Sputtering was previously mentioned in conjunction with depth-profiling in Auger electron spectroscopy (AES). The technique may also be used for surface studies directly. Figure 27 shows a typical experimental setup for the technique called secondary ion mass spectroscopy (SIMS). The experiments are carried out under ultrahigh vacuum. The primary ions are accelerated to energies on the order of 10 eV and focused before the ions are energy separated by passing through a magnetic field normal to the ion beam. Ions of desired energy and mass are then directed through beam centering plates to the sample surface. The secondary ions emitted from the sample are then accelerated by an applied voltage toward a quadrupole mass filter. Upon mass separation, the ions are reflected electrostatically into an electron multiplier.

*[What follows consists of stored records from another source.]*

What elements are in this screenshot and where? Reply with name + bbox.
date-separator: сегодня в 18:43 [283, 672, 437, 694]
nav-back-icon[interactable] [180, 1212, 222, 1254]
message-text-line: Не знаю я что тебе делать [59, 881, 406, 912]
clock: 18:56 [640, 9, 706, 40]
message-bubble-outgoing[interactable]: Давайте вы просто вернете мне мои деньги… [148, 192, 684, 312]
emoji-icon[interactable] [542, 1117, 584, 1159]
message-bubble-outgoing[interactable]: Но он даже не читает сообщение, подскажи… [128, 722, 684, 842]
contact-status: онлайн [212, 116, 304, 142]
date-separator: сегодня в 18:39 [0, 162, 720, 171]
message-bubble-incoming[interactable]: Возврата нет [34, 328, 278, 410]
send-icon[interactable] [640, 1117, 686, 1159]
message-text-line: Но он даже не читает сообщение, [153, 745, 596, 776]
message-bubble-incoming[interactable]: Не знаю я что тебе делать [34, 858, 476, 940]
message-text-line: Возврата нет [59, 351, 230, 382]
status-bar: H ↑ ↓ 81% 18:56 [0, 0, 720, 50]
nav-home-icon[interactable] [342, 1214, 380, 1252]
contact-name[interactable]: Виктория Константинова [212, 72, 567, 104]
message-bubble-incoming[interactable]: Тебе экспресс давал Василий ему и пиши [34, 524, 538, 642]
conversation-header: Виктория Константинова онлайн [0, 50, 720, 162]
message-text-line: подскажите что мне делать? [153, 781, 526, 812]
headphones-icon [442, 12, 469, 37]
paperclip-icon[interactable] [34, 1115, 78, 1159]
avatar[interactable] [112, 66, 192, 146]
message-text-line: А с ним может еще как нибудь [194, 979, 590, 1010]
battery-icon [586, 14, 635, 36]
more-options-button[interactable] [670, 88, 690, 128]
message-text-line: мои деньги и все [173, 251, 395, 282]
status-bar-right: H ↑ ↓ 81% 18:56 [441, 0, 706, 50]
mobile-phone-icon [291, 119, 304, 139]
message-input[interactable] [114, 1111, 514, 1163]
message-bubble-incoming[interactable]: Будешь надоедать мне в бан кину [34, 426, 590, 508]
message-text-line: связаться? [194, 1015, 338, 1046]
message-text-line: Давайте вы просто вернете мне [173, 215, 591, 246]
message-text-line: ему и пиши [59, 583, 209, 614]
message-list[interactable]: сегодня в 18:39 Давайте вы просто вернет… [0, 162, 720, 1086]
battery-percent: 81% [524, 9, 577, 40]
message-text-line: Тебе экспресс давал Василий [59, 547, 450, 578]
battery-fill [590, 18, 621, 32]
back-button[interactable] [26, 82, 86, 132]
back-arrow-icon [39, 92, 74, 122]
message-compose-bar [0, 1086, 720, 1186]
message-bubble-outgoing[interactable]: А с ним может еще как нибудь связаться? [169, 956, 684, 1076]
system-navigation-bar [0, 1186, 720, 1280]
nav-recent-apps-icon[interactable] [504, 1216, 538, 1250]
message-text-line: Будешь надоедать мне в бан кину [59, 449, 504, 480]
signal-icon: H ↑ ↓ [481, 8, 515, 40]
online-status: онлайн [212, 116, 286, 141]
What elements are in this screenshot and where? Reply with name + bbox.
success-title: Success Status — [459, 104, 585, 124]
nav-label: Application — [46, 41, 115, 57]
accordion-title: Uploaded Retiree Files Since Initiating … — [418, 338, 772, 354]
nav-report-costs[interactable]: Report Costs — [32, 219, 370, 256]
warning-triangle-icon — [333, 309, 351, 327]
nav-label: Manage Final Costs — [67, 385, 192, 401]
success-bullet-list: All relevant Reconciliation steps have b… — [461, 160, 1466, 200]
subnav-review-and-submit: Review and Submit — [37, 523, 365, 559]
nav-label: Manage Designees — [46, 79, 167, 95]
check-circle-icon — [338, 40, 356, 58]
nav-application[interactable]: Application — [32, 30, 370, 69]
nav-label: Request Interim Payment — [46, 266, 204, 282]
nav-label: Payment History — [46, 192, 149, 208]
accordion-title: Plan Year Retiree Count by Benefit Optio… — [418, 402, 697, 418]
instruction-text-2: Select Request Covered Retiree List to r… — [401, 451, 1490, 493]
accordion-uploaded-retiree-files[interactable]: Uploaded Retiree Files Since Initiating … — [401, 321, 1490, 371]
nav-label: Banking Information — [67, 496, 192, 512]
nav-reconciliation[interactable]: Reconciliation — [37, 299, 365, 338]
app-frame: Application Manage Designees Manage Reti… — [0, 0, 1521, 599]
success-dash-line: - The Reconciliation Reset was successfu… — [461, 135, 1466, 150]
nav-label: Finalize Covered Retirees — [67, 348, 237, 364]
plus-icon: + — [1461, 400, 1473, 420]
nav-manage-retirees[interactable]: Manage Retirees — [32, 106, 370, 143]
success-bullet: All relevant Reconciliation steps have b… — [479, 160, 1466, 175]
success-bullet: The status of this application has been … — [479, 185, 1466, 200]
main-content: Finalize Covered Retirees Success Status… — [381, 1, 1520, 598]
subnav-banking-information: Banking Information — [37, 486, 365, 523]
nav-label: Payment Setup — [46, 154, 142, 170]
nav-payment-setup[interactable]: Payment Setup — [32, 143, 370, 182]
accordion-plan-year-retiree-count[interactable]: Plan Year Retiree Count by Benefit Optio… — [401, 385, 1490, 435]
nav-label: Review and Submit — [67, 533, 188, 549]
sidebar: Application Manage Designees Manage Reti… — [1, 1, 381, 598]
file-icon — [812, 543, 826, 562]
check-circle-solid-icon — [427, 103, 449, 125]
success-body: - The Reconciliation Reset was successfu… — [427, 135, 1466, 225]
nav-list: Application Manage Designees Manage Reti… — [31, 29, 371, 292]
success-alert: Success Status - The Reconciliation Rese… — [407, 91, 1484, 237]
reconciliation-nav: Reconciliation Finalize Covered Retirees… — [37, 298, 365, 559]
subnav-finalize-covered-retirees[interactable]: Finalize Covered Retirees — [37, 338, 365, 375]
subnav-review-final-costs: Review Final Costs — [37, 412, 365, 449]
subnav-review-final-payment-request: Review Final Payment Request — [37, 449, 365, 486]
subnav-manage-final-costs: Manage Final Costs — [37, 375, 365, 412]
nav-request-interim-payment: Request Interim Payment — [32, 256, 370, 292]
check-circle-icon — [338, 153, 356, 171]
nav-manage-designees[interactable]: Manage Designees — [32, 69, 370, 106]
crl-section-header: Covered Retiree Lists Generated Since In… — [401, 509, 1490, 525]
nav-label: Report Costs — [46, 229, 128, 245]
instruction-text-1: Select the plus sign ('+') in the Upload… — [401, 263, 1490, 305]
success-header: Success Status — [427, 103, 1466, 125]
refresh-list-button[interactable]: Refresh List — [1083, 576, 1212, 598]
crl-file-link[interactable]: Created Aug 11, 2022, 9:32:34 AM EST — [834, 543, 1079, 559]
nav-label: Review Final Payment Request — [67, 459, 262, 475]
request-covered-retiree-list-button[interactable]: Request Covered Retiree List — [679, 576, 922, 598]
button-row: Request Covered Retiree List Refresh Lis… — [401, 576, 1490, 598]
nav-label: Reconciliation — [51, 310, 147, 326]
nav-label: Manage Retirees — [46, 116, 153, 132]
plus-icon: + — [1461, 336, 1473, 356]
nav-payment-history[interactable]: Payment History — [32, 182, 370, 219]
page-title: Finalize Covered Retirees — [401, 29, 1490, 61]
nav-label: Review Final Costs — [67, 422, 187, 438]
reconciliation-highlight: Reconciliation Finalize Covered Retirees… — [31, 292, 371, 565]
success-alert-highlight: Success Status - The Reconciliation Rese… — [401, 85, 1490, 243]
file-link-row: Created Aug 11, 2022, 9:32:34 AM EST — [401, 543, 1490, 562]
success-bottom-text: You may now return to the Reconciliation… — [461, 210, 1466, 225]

The off-axis location of the detector prevents neutral particles (such as photons) from adding to the signal.

Figure 27. The experimental configuration for SIMS is shown. In part (a), a schematic of the whole apparatus is shown. The primary components are an ion source, a magnetic mass separator, the sample on a rotating stage, a quadrupole mass analyzer, and a detector. Part (b) shows the components of the quadrupole mass analyzer.

The quadrupole mass analyzer or spectrometer (QMS) is a very important component in the SIMS system. There are four rods that are biased as pairs with both dc and ac voltages. For mass analysis, both V_dc and V_ac are scanned. The maximum of V_ac is typically 1 kV; and V_dc is usually (1/6) of V_ac for optimum performance. The transmission through the QMS is inversely proportional to the mass and directly proportional to the ion charge. Figure 28 illustrates the dependence of transmission on the ion mass.

Figure 28. The transmission ratio of a quadrupole mass filter as a function of mass number is shown. Some important ions are indicated.

The energy transfer of the primary ion to an atom near the surface occurs via a chain-reaction of two body collisions. This process is more or less destructive of the surface since lattice defects are produced, ions are implanted in the upper layers of the sample, and atoms are removed from the sample. Figure 29 illustrates the complexity of this process.

Figure 29. The sputtering process is illustrated. The primary ion impacts the surface of the sample setting off a chain-reaction of collisions, the formation of defects, ions become implanted, and atoms from the sample are ejected in either the neutral or ionized state.

As an example of the output from the SIMS system, consider Figure 30 that shows the signal intensity versus mass for both positive and negative ion bombardment of polymethylmethacrylate (PMMA). Some of the peaks correspond to fragments of the basic polymer unit. The fragmentation patterns may be used to study the structure of organic molecules.

Figure 30. Positive and negative SIMS data is shown for a sample of polymethylmethacrylate (PMMA). [Figure 15.11 from reference 3].

SIMS data are taken in one of three operating modes: static, dynamic, or scanning. In static mode, the ion bombardment rate is kept small, so that the surface is not rapidly damaged. This mode is useful for studying thin film layers on a bulk material. In dynamic mode, one rapidly bombards the surface and collects spectra for greater and greater depths into the sample. One can also focus on one or more particular species present; and thus, perform depth profiling, an example of which is shown in Figure 31. In scanning mode, the SIMS system is used to raster the beam over the surface and form an image. The output is a map of the surface concentration of a desired species. Successive scans may then be performed to map other species. The typical resolution of such instruments is on the order of one micron.

Figure 31. Positive Cs ion SIMS data for hydrogen implanted silicon. [Figure 15.12 from reference 3].